Arturia Forums

V Collection - Legacy versions => Mini V => Mini V Users Community => Topic started by: jeffbart on August 29, 2015, 11:58:36 pm

Title: Filter envelope behaviour when playing fast
Post by: jeffbart on August 29, 2015, 11:58:36 pm
When playing fast on Mini v, in monophonic, it sometimes sounds like the filter cutoff gets higher and higher, as if the envelope level is cumulative when it's triggering over and over again quickly (without finishing the whole envelope cycle). i.e. you trigger a note and if it has a long filter decay on it and you retrigger before the decay has completed, the cutoff sounds higher than if you waited for the decay to finish.
Is this standard behaviour on the original hardware?  I never owned one so can't tell.
Title: Re: Filter envelope behaviour when playing fast
Post by: stickman393 on October 27, 2015, 05:09:41 am
I have noticed this behavior also, I assumed it was a bug. No other "minimoog" VST acts like that. I've never played a physical minimoog so I can't comment as to whether this is expected behavior.
Title: Re: Filter envelope behaviour when playing fast
Post by: LBH on October 27, 2015, 04:40:11 pm
There are some threads about this in the forum.

The behavior is in some extend a original minimoog behavior. A characterictica for the synth. It has to do with the "Contour".

I also at first felt the behavior was more than the original do. But i'm not sure after trying to recall. I still think the behavior in MINI V sometimes is more out of control and do it more than the original. But not as much as i first thought. However i do believe the MINI V can be polished. Also in this area.
(For instance the softclip unfortunately create attach and release clicks on some sounds. But that's another story.)

By the way - Avid9736 has posted this in another thread: http://www.soundonsound.com/sos/nov99/articles/synthsecrets.htm
Modify message
Title: Re: Filter envelope behaviour when playing fast
Post by: jeffbart on November 08, 2015, 07:13:03 am
An experiment - all oscillators off, filter emphasis set to self resonate, both keyboard control of filter switches set to off and small amount of contour - it's really easy to check the behaviour.
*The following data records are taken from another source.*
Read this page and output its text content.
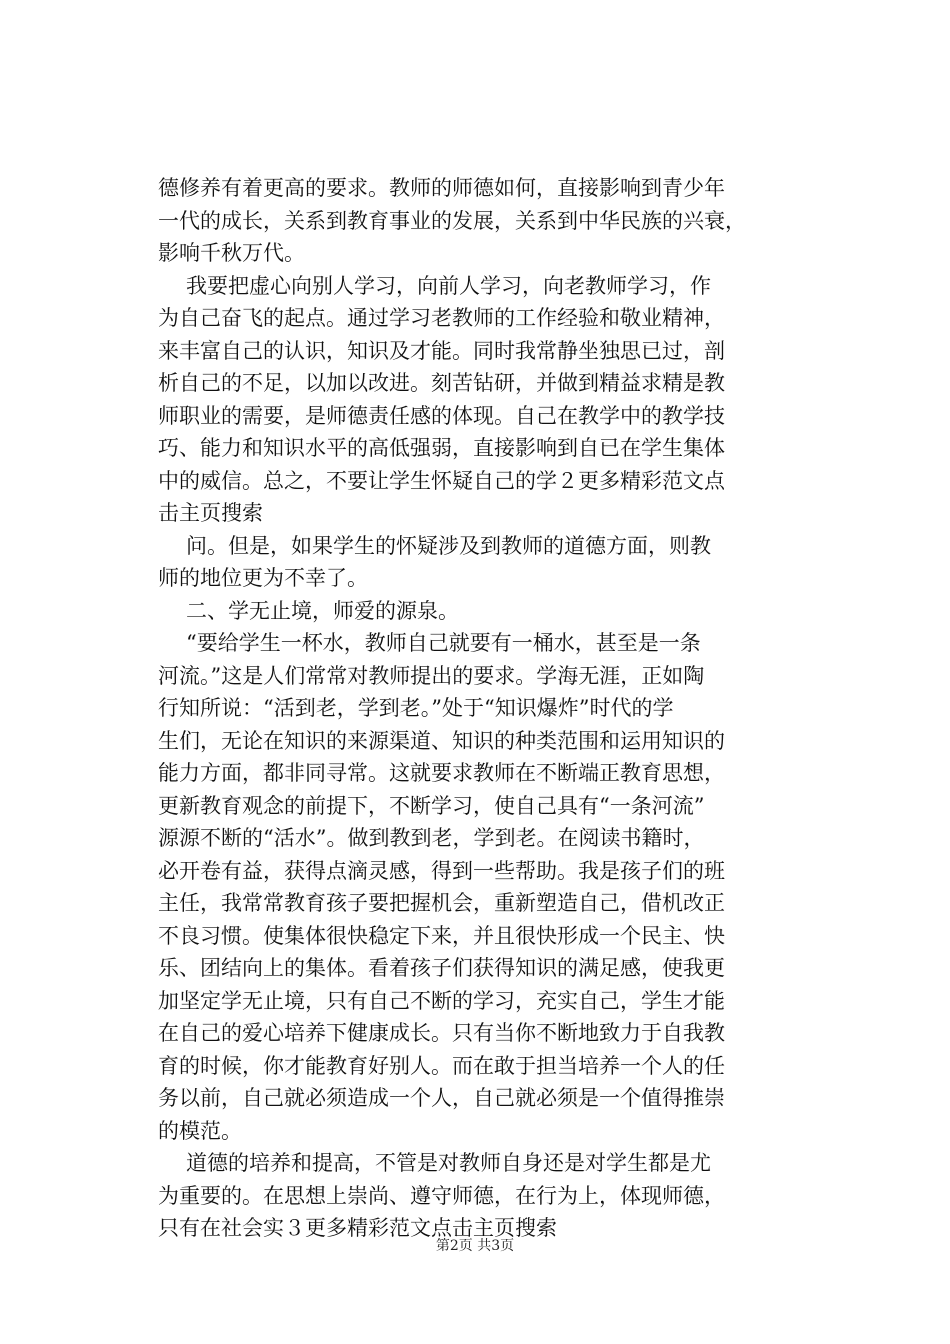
德修养有着更高的要求。教师的师德如何，直接影响到青少年
一代的成长，关系到教育事业的发展，关系到中华民族的兴衰，
影响千秋万代。
我要把虚心向别人学习，向前人学习，向老教师学习，作
为自己奋飞的起点。通过学习老教师的工作经验和敬业精神，
来丰富自己的认识，知识及才能。同时我常静坐独思已过，剖
析自己的不足，以加以改进。刻苦钻研，并做到精益求精是教
师职业的需要，是师德责任感的体现。自己在教学中的教学技
巧、能力和知识水平的高低强弱，直接影响到自已在学生集体
中的威信。总之，不要让学生怀疑自己的学２更多精彩范文点
击主页搜索
问。但是，如果学生的怀疑涉及到教师的道德方面，则教
师的地位更为不幸了。
二、学无止境，师爱的源泉。
“要给学生一杯水，教师自己就要有一桶水，甚至是一条
河流。”这是人们常常对教师提出的要求。学海无涯，正如陶
行知所说：“活到老，学到老。”处于“知识爆炸”时代的学
生们，无论在知识的来源渠道、知识的种类范围和运用知识的
能力方面，都非同寻常。这就要求教师在不断端正教育思想，
更新教育观念的前提下，不断学习，使自己具有“一条河流”
源源不断的“活水”。做到教到老，学到老。在阅读书籍时，
必开卷有益，获得点滴灵感，得到一些帮助。我是孩子们的班
主任，我常常教育孩子要把握机会，重新塑造自己，借机改正
不良习惯。使集体很快稳定下来，并且很快形成一个民主、快
乐、团结向上的集体。看着孩子们获得知识的满足感，使我更
加坚定学无止境，只有自己不断的学习，充实自己，学生才能
在自己的爱心培养下健康成长。只有当你不断地致力于自我教
育的时候，你才能教育好别人。而在敢于担当培养一个人的任
务以前，自己就必须造成一个人，自己就必须是一个值得推崇
的模范。
道德的培养和提高，不管是对教师自身还是对学生都是尤
为重要的。在思想上崇尚、遵守师德，在行为上，体现师德，
只有在社会实３更多精彩范文点击主页搜索
第2页 共3页
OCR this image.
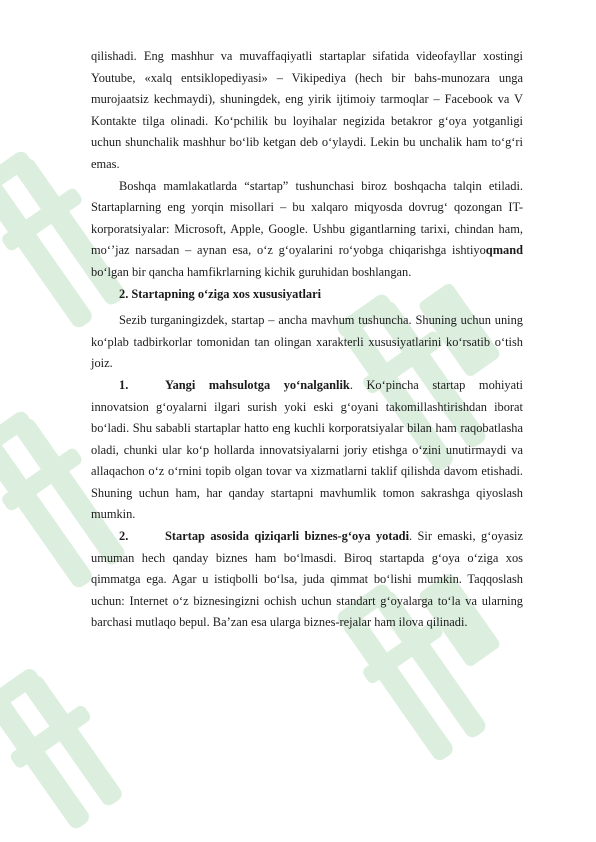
qilishadi. Eng mashhur va muvaffaqiyatli startaplar sifatida videofayllar xostingi Youtube, «xalq entsiklopediyasi» – Vikipediya (hech bir bahs-munozara unga murojaatsiz kechmaydi), shuningdek, eng yirik ijtimoiy tarmoqlar – Facebook va V Kontakte tilga olinadi. Ko‘pchilik bu loyihalar negizida betakror g‘oya yotganligi uchun shunchalik mashhur bo‘lib ketgan deb o‘ylaydi. Lekin bu unchalik ham to‘g‘ri emas.

Boshqa mamlakatlarda “startap” tushunchasi biroz boshqacha talqin etiladi. Startaplarning eng yorqin misollari – bu xalqaro miqyosda dovrug‘ qozongan IT-korporatsiyalar: Microsoft, Apple, Google. Ushbu gigantlarning tarixi, chindan ham, mo‘’jaz narsadan – aynan esa, o‘z g‘oyalarini ro‘yobga chiqarishga ishtiyoqmand bo‘lgan bir qancha hamfikrlarning kichik guruhidan boshlangan.

2. Startapning o‘ziga xos xususiyatlari

Sezib turganingizdek, startap – ancha mavhum tushuncha. Shuning uchun uning ko‘plab tadbirkorlar tomonidan tan olingan xarakterli xususiyatlarini ko‘rsatib o‘tish joiz.

1.	Yangi mahsulotga yo‘nalganlik. Ko‘pincha startap mohiyati innovatsion g‘oyalarni ilgari surish yoki eski g‘oyani takomillashtirishdan iborat bo‘ladi. Shu sababli startaplar hatto eng kuchli korporatsiyalar bilan ham raqobatlasha oladi, chunki ular ko‘p hollarda innovatsiyalarni joriy etishga o‘zini unutirmaydi va allaqachon o‘z o‘rnini topib olgan tovar va xizmatlarni taklif qilishda davom etishadi. Shuning uchun ham, har qanday startapni mavhumlik tomon sakrashga qiyoslash mumkin.

2.	Startap asosida qiziqarli biznes-g‘oya yotadi. Sir emaski, g‘oyasiz umuman hech qanday biznes ham bo‘lmasdi. Biroq startapda g‘oya o‘ziga xos qimmatga ega. Agar u istiqbolli bo‘lsa, juda qimmat bo‘lishi mumkin. Taqqoslash uchun: Internet o‘z biznesingizni ochish uchun standart g‘oyalarga to‘la va ularning barchasi mutlaqo bepul. Ba’zan esa ularga biznes-rejalar ham ilova qilinadi.
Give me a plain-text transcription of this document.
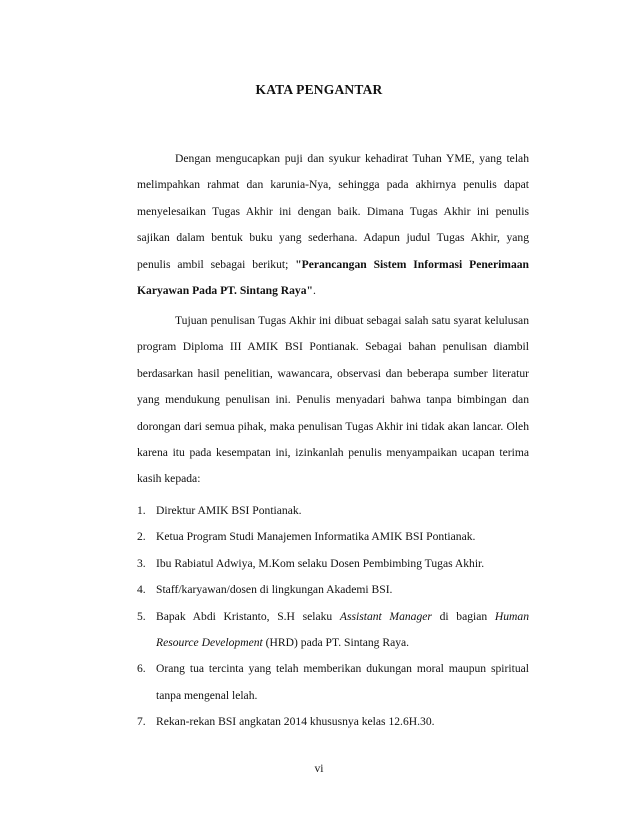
KATA PENGANTAR

Dengan mengucapkan puji dan syukur kehadirat Tuhan YME, yang telah melimpahkan rahmat dan karunia-Nya, sehingga pada akhirnya penulis dapat menyelesaikan Tugas Akhir ini dengan baik. Dimana Tugas Akhir ini penulis sajikan dalam bentuk buku yang sederhana. Adapun judul Tugas Akhir, yang penulis ambil sebagai berikut; "Perancangan Sistem Informasi Penerimaan Karyawan Pada PT. Sintang Raya".

Tujuan penulisan Tugas Akhir ini dibuat sebagai salah satu syarat kelulusan program Diploma III AMIK BSI Pontianak. Sebagai bahan penulisan diambil berdasarkan hasil penelitian, wawancara, observasi dan beberapa sumber literatur yang mendukung penulisan ini. Penulis menyadari bahwa tanpa bimbingan dan dorongan dari semua pihak, maka penulisan Tugas Akhir ini tidak akan lancar. Oleh karena itu pada kesempatan ini, izinkanlah penulis menyampaikan ucapan terima kasih kepada:

1. Direktur AMIK BSI Pontianak.
2. Ketua Program Studi Manajemen Informatika AMIK BSI Pontianak.
3. Ibu Rabiatul Adwiya, M.Kom selaku Dosen Pembimbing Tugas Akhir.
4. Staff/karyawan/dosen di lingkungan Akademi BSI.
5. Bapak Abdi Kristanto, S.H selaku Assistant Manager di bagian Human Resource Development (HRD) pada PT. Sintang Raya.
6. Orang tua tercinta yang telah memberikan dukungan moral maupun spiritual tanpa mengenal lelah.
7. Rekan-rekan BSI angkatan 2014 khususnya kelas 12.6H.30.
vi
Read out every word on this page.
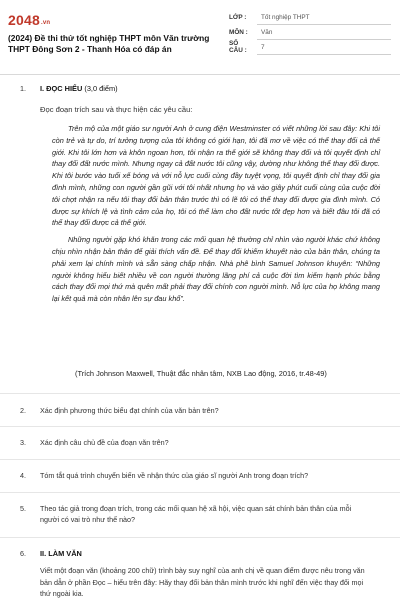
2048.vn
(2024) Đề thi thử tốt nghiệp THPT môn Văn trường THPT Đông Sơn 2 - Thanh Hóa có đáp án
LỚP :	Tốt nghiệp THPT
MÔN :	Văn
SỐ CÂU :	7
1. I. ĐỌC HIỂU (3,0 điểm)
Đọc đoạn trích sau và thực hiện các yêu cầu:

Trên mộ của một giáo sư người Anh ở cung điện Westminster có viết những lời sau đây: Khi tôi còn trẻ và tự do, trí tưởng tượng của tôi không có giới hạn, tôi đã mơ về việc có thể thay đổi cả thế giới. Khi tôi lớn hơn và khôn ngoan hơn, tôi nhận ra thế giới sẽ không thay đổi và tôi quyết định chỉ thay đổi đất nước mình. Nhưng ngay cả đất nước tôi cũng vậy, dường như không thể thay đổi được. Khi tôi bước vào tuổi xế bóng và với nỗ lực cuối cùng đầy tuyệt vọng, tôi quyết định chỉ thay đổi gia đình mình, những con người gần gũi với tôi nhất nhưng họ và vào giây phút cuối cùng của cuộc đời tôi chợt nhận ra nếu tôi thay đổi bản thân trước thì có lẽ tôi có thể thay đổi được gia đình mình. Có được sự khích lệ và tình cảm của họ, tôi có thể làm cho đất nước tốt đẹp hơn và biết đâu tôi đã có thể thay đổi được cả thế giới.

Những người gặp khó khăn trong các mối quan hệ thường chỉ nhìn vào người khác chứ không chịu nhìn nhận bản thân để giải thích vấn đề. Để thay đổi khiếm khuyết nào của bản thân, chúng ta phải xem lại chính mình và sẵn sàng chấp nhận. Nhà phê bình Samuel Johnson khuyên: “Những người không hiểu biết nhiều về con người thường lãng phí cả cuộc đời tìm kiếm hạnh phúc bằng cách thay đổi mọi thứ mà quên mất phải thay đổi chính con người mình. Nỗ lực của họ không mang lại kết quả mà còn nhân lên sự đau khổ”.

(Trích Johnson Maxwell, Thuật đắc nhân tâm, NXB Lao động, 2016, tr.48-49)
2. Xác định phương thức biểu đạt chính của văn bản trên?
3. Xác định câu chủ đề của đoạn văn trên?
4. Tóm tắt quá trình chuyển biến về nhận thức của giáo sĩ người Anh trong đoạn trích?
5. Theo tác giả trong đoạn trích, trong các mối quan hệ xã hội, việc quan sát chính bản thân của mỗi người có vai trò như thế nào?
6. II. LÀM VĂN
Viết một đoạn văn (khoảng 200 chữ) trình bày suy nghĩ của anh chị về quan điểm được nêu trong văn bản dẫn ở phần Đọc – hiểu trên đây: Hãy thay đổi bản thân mình trước khi nghĩ đến việc thay đổi mọi thứ ngoài kia.
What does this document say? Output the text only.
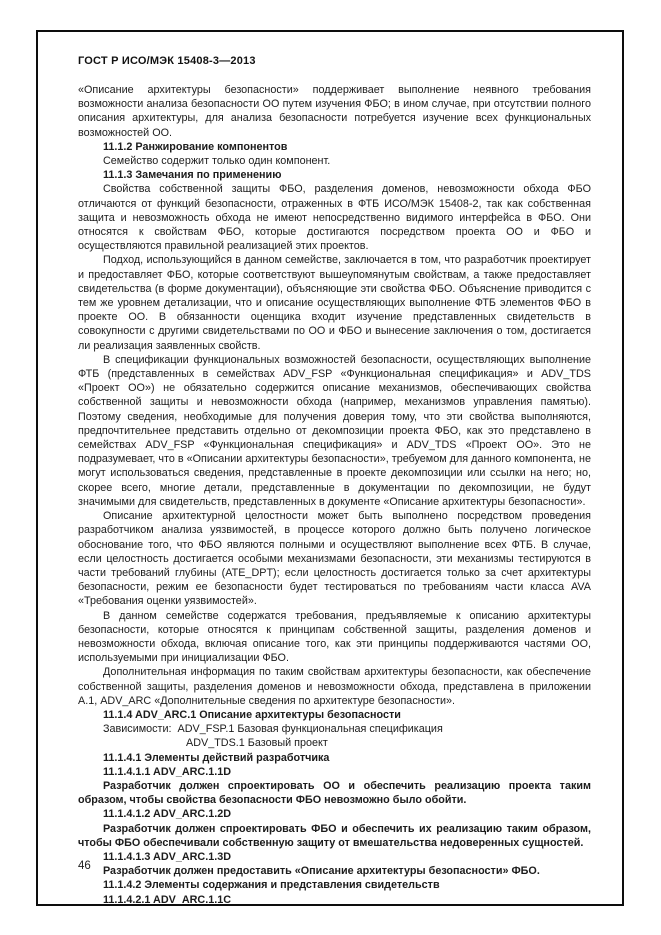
ГОСТ Р ИСО/МЭК 15408-3—2013

«Описание архитектуры безопасности» поддерживает выполнение неявного требования возможности анализа безопасности ОО путем изучения ФБО; в ином случае, при отсутствии полного описания архитектуры, для анализа безопасности потребуется изучение всех функциональных возможностей ОО.

11.1.2 Ранжирование компонентов

Семейство содержит только один компонент.

11.1.3 Замечания по применению

Свойства собственной защиты ФБО, разделения доменов, невозможности обхода ФБО отличаются от функций безопасности, отраженных в ФТБ ИСО/МЭК 15408-2, так как собственная защита и невозможность обхода не имеют непосредственно видимого интерфейса в ФБО. Они относятся к свойствам ФБО, которые достигаются посредством проекта ОО и ФБО и осуществляются правильной реализацией этих проектов.

Подход, использующийся в данном семействе, заключается в том, что разработчик проектирует и предоставляет ФБО, которые соответствуют вышеупомянутым свойствам, а также предоставляет свидетельства (в форме документации), объясняющие эти свойства ФБО. Объяснение приводится с тем же уровнем детализации, что и описание осуществляющих выполнение ФТБ элементов ФБО в проекте ОО. В обязанности оценщика входит изучение представленных свидетельств в совокупности с другими свидетельствами по ОО и ФБО и вынесение заключения о том, достигается ли реализация заявленных свойств.

В спецификации функциональных возможностей безопасности, осуществляющих выполнение ФТБ (представленных в семействах ADV_FSP «Функциональная спецификация» и ADV_TDS «Проект ОО») не обязательно содержится описание механизмов, обеспечивающих свойства собственной защиты и невозможности обхода (например, механизмов управления памятью). Поэтому сведения, необходимые для получения доверия тому, что эти свойства выполняются, предпочтительнее представить отдельно от декомпозиции проекта ФБО, как это представлено в семействах ADV_FSP «Функциональная спецификация» и ADV_TDS «Проект ОО». Это не подразумевает, что в «Описании архитектуры безопасности», требуемом для данного компонента, не могут использоваться сведения, представленные в проекте декомпозиции или ссылки на него; но, скорее всего, многие детали, представленные в документации по декомпозиции, не будут значимыми для свидетельств, представленных в документе «Описание архитектуры безопасности».

Описание архитектурной целостности может быть выполнено посредством проведения разработчиком анализа уязвимостей, в процессе которого должно быть получено логическое обоснование того, что ФБО являются полными и осуществляют выполнение всех ФТБ. В случае, если целостность достигается особыми механизмами безопасности, эти механизмы тестируются в части требований глубины (ATE_DPT); если целостность достигается только за счет архитектуры безопасности, режим ее безопасности будет тестироваться по требованиям части класса AVA «Требования оценки уязвимостей».

В данном семействе содержатся требования, предъявляемые к описанию архитектуры безопасности, которые относятся к принципам собственной защиты, разделения доменов и невозможности обхода, включая описание того, как эти принципы поддерживаются частями ОО, используемыми при инициализации ФБО.

Дополнительная информация по таким свойствам архитектуры безопасности, как обеспечение собственной защиты, разделения доменов и невозможности обхода, представлена в приложении А.1, ADV_ARC «Дополнительные сведения по архитектуре безопасности».

11.1.4 ADV_ARC.1 Описание архитектуры безопасности

Зависимости:  ADV_FSP.1 Базовая функциональная спецификация

ADV_TDS.1 Базовый проект

11.1.4.1 Элементы действий разработчика

11.1.4.1.1 ADV_ARC.1.1D

Разработчик должен спроектировать ОО и обеспечить реализацию проекта таким образом, чтобы свойства безопасности ФБО невозможно было обойти.

11.1.4.1.2 ADV_ARC.1.2D

Разработчик должен спроектировать ФБО и обеспечить их реализацию таким образом, чтобы ФБО обеспечивали собственную защиту от вмешательства недоверенных сущностей.

11.1.4.1.3 ADV_ARC.1.3D

Разработчик должен предоставить «Описание архитектуры безопасности» ФБО.

11.1.4.2 Элементы содержания и представления свидетельств

11.1.4.2.1 ADV_ARC.1.1C

46
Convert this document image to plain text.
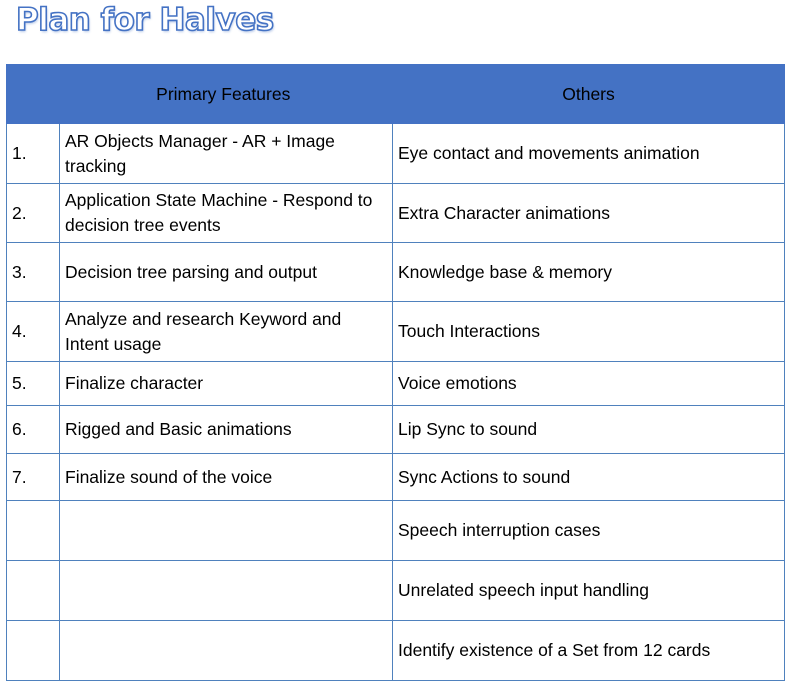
Plan for Halves
	Primary Features	Others
1.	AR Objects Manager - AR + Image tracking	Eye contact and movements animation
2.	Application State Machine - Respond to decision tree events	Extra Character animations
3.	Decision tree parsing and output	Knowledge base & memory
4.	Analyze and research Keyword and Intent usage	Touch Interactions
5.	Finalize character	Voice emotions
6.	Rigged and Basic animations	Lip Sync to sound
7.	Finalize sound of the voice	Sync Actions to sound
		Speech interruption cases
		Unrelated speech input handling
		Identify existence of a Set from 12 cards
It seems to be influenced by the decay time of the loudness contour as well, which is surprising, as I assumed the filter contour and loudness contour would be independent. With small amounts of loudness decay, the filter cutoff jumps around quite erratically when notes are played quickly. As the loudness decay is increased the cumulative change to the filter contour is smoother, more predictable.